Les États-Unis soulignent au Guatemala l’importance de permettre un second tour des élections sans ingérence

Les États-Unis ont souligné au Guatemala l’importance de permettre un second tour des élections sans ingérence, a déclaré lundi un haut responsable de Washington, après qu’une campagne contre le parti d’un candidat a menacé de l’exclure de la course présidentielle.

Le sous-secrétaire aux affaires de l’hémisphère occidental du département d’État des États-Unis, Brian Nichols, a indiqué lundi qu’il s’était entretenu avec le ministre des Affaires étrangères du pays d’Amérique centrale Mario Búcaro concernant les conditions du second tour, prévu le 20 août.

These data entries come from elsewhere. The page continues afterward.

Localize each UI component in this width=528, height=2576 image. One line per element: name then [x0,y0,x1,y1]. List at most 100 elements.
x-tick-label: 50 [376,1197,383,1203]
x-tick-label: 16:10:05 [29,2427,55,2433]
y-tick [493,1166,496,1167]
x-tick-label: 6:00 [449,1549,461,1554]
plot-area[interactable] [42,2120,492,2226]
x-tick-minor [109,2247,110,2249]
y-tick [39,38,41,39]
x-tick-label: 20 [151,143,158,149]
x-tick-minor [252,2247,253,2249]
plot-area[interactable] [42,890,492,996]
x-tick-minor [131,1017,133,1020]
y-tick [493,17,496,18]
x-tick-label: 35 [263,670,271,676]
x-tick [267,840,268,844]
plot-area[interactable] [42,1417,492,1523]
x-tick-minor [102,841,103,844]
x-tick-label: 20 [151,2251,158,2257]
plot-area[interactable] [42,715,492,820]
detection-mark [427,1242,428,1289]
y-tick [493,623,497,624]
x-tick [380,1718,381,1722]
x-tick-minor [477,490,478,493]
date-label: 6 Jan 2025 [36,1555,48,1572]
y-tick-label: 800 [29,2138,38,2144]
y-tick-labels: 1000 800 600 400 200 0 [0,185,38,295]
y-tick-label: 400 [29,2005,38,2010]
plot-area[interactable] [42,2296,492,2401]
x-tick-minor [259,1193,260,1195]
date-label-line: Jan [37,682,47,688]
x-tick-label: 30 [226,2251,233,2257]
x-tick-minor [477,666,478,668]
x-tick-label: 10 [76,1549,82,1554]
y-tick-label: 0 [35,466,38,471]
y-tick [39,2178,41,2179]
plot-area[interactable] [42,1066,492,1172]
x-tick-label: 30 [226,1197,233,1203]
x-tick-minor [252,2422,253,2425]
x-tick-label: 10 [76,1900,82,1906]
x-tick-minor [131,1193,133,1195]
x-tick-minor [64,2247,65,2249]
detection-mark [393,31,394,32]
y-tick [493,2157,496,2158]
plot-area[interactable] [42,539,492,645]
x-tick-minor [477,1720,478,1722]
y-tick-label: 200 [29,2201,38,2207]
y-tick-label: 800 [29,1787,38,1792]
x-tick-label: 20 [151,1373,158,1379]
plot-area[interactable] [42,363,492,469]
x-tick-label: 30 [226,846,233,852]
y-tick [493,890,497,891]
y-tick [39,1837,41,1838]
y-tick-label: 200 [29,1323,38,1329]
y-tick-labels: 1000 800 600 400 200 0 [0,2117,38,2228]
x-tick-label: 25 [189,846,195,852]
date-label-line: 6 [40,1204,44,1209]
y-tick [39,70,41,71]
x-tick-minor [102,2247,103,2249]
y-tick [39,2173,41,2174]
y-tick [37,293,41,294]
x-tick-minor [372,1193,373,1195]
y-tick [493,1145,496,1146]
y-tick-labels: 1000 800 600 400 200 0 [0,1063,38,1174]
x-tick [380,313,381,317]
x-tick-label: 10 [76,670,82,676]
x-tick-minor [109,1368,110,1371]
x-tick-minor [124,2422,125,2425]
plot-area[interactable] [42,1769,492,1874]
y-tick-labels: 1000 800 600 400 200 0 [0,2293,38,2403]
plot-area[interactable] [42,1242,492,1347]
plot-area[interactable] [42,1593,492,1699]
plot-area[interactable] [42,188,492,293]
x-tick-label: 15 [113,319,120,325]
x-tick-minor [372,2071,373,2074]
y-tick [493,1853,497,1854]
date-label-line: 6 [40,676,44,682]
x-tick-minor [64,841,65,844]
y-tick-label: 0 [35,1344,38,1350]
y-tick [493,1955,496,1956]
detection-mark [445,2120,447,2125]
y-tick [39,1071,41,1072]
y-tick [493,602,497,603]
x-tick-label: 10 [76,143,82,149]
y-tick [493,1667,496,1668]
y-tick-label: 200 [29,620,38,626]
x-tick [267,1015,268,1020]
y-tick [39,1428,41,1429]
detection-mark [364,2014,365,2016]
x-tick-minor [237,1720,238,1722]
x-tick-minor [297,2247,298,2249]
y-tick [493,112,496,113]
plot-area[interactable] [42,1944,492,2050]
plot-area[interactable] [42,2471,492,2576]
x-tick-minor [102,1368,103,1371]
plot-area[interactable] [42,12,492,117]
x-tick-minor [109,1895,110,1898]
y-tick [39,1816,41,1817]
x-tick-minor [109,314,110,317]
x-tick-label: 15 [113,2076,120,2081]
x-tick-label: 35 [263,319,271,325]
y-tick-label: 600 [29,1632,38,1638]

« J’ai parlé avec #MinBúcaro @MinexGT de l’importance vitale de permettre au second tour des élections au Guatemala de se dérouler sans ingérence ni harcèlement de la part des candidats et des partis », a écrit Nichols sur son compte Twitter. « Les Guatémaltèques ont le droit de choisir leurs dirigeants. »

Le parquet du pays d’Amérique latine a ouvert ce mois-ci une enquête contre le parti Semilla, du candidat à la présidentielle Bernardo Arévalo, pour la prétendue falsification de 5 000 signatures pour constituer le groupe.

Un juge a suspendu la participation d’Arévalo au scrutin d’août, mais la Cour constitutionnelle a annulé cette mesure. Les actions du parquet et de la justice locaux ont provoqué des critiques de la part d’organisations civiles nationales et internationales, en plus de quelques protestations dans les rues.

Le député anti-corruption de centre gauche et Sandra Torres, une représentante de centre droit du parti Unité nationale de l’espoir (UNE), ont terminé aux deux premières places du premier tour des élections du 25 juin, ce qui leur a ouvert la porte pour concourir au scrutin.